Stephen N. Subrin
Stephen Subrin is a professor of Law at Northeastern University. Before joining the Northeastern University faculty in 1970, Professor Subrin practiced civil litigation and labor law for seven years with the Boston firm of Burns & Levinson, where he became a partner in 1966. He has published extensively on civil procedure, with an emphasis on procedure reform, and the historical background of the Federal Rules of Civil Procedure.
Professor Subrin has taught Civil Procedure, Evidence, Complex Litigation, Alternative Dispute Resolution, Federal Courts and The Legal Imagination. He was reporter to the Massachusetts Supreme Judicial Court Standing Advisory Committee on Rules of Civil Procedure for 12 years and was consultant to the reporter on the Local Rules Project of the Committee on Rules of Practice and Procedure of the Judicial Conference of the United States.
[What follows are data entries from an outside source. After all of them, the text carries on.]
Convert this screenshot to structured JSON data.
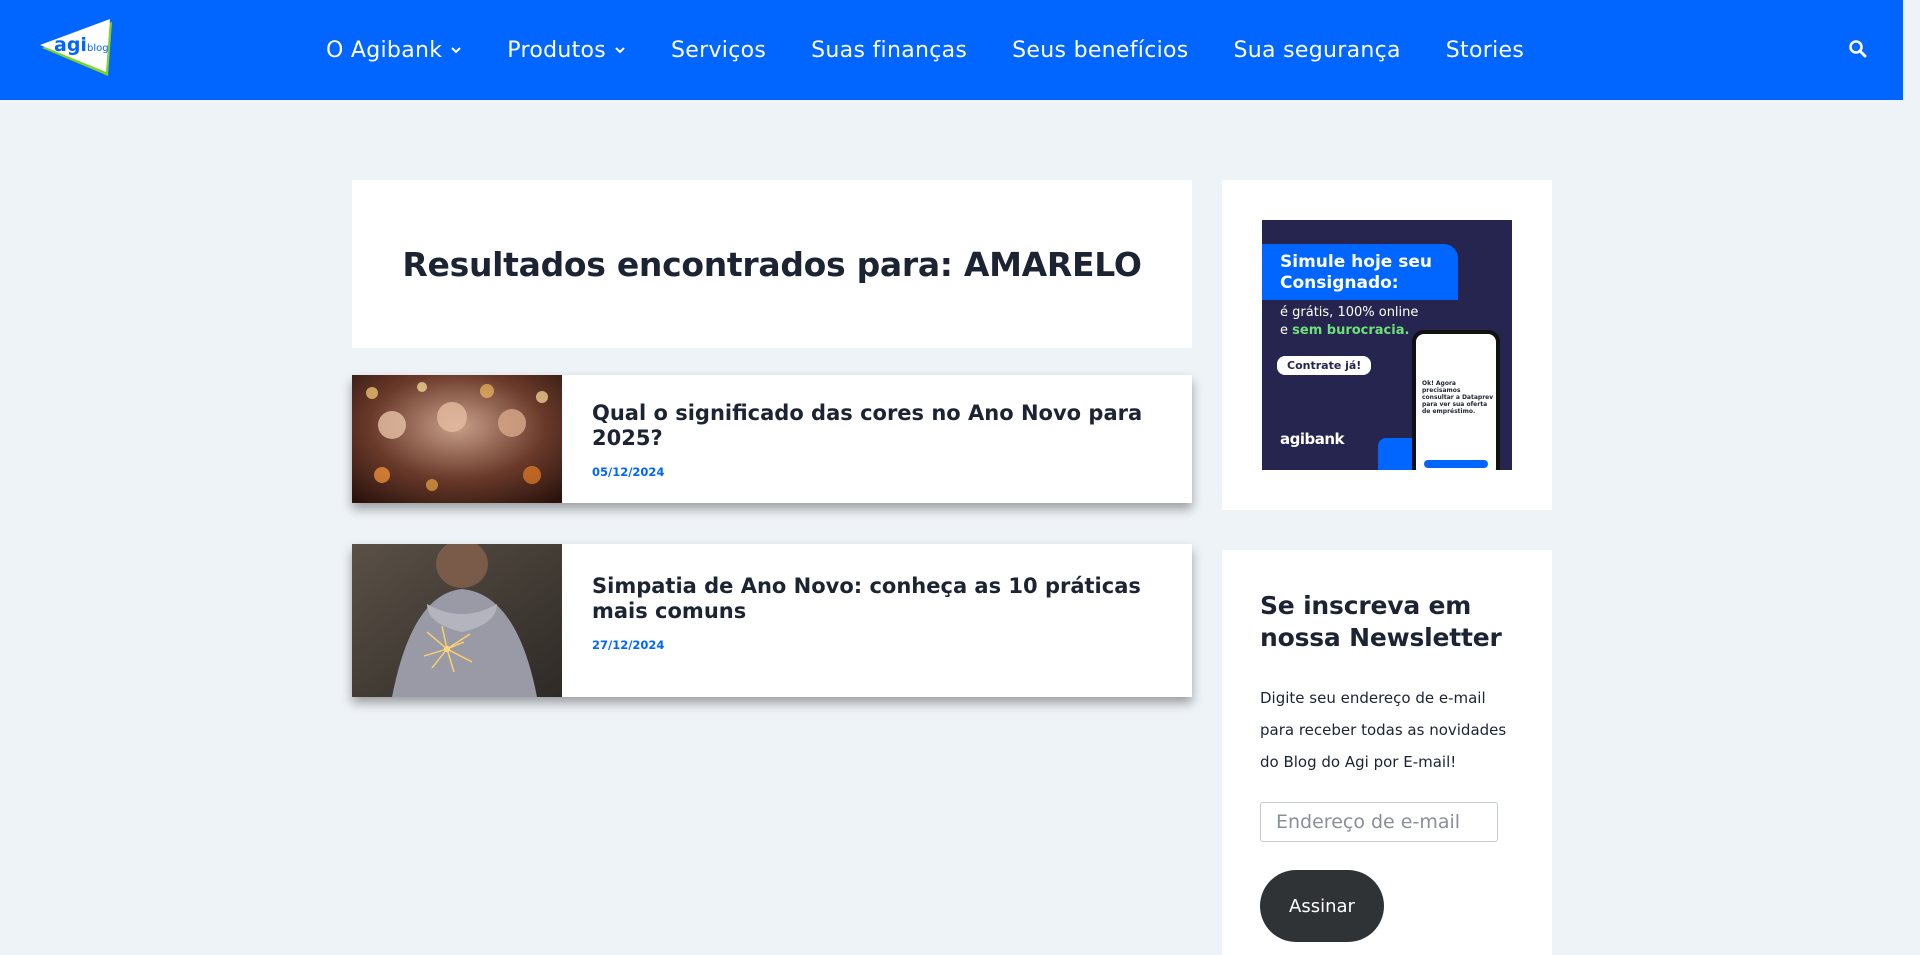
{
  "header": {
    "logo_text_main": "agi",
    "logo_text_sub": "blog",
    "nav": [
      {
        "label": "O Agibank",
        "dropdown": true
      },
      {
        "label": "Produtos",
        "dropdown": true
      },
      {
        "label": "Serviços",
        "dropdown": false
      },
      {
        "label": "Suas finanças",
        "dropdown": false
      },
      {
        "label": "Seus benefícios",
        "dropdown": false
      },
      {
        "label": "Sua segurança",
        "dropdown": false
      },
      {
        "label": "Stories",
        "dropdown": false
      }
    ],
    "search_icon": "search-icon"
  },
  "main": {
    "results_title": "Resultados encontrados para: AMARELO",
    "posts": [
      {
        "title": "Qual o significado das cores no Ano Novo para 2025?",
        "date": "05/12/2024"
      },
      {
        "title": "Simpatia de Ano Novo: conheça as 10 práticas mais comuns",
        "date": "27/12/2024"
      }
    ]
  },
  "sidebar": {
    "ad": {
      "headline": "Simule hoje seu Consignado:",
      "sub_line1": "é grátis, 100% online",
      "sub_line2_prefix": "e ",
      "sub_line2_highlight": "sem burocracia.",
      "cta": "Contrate já!",
      "brand": "agibank",
      "phone_text": "Ok! Agora precisamos consultar a Dataprev para ver sua oferta de empréstimo."
    },
    "newsletter": {
      "title": "Se inscreva em nossa Newsletter",
      "description": "Digite seu endereço de e-mail para receber todas as novidades do Blog do Agi por E-mail!",
      "email_placeholder": "Endereço de e-mail",
      "button_label": "Assinar"
    }
  },
  "colors": {
    "brand_blue": "#0066ff",
    "page_bg": "#eef3f7",
    "ad_navy": "#25254f",
    "button_dark": "#2f3336",
    "logo_green": "#7ed321"
  }
}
Along with coauthoring Litigating in America, Professor Subrin is coauthor of a seminal casebook, Civil Procedure: Doctrine, Practice, and Context.
Professor Subrin has taught Civil Procedure at Harvard Law School and Renmin University in Beijing, China, and Complex Litigation at Yale Law School. He has also taugh Introduction to the American Legal System at the Cornell Law School Paris Summer Institute.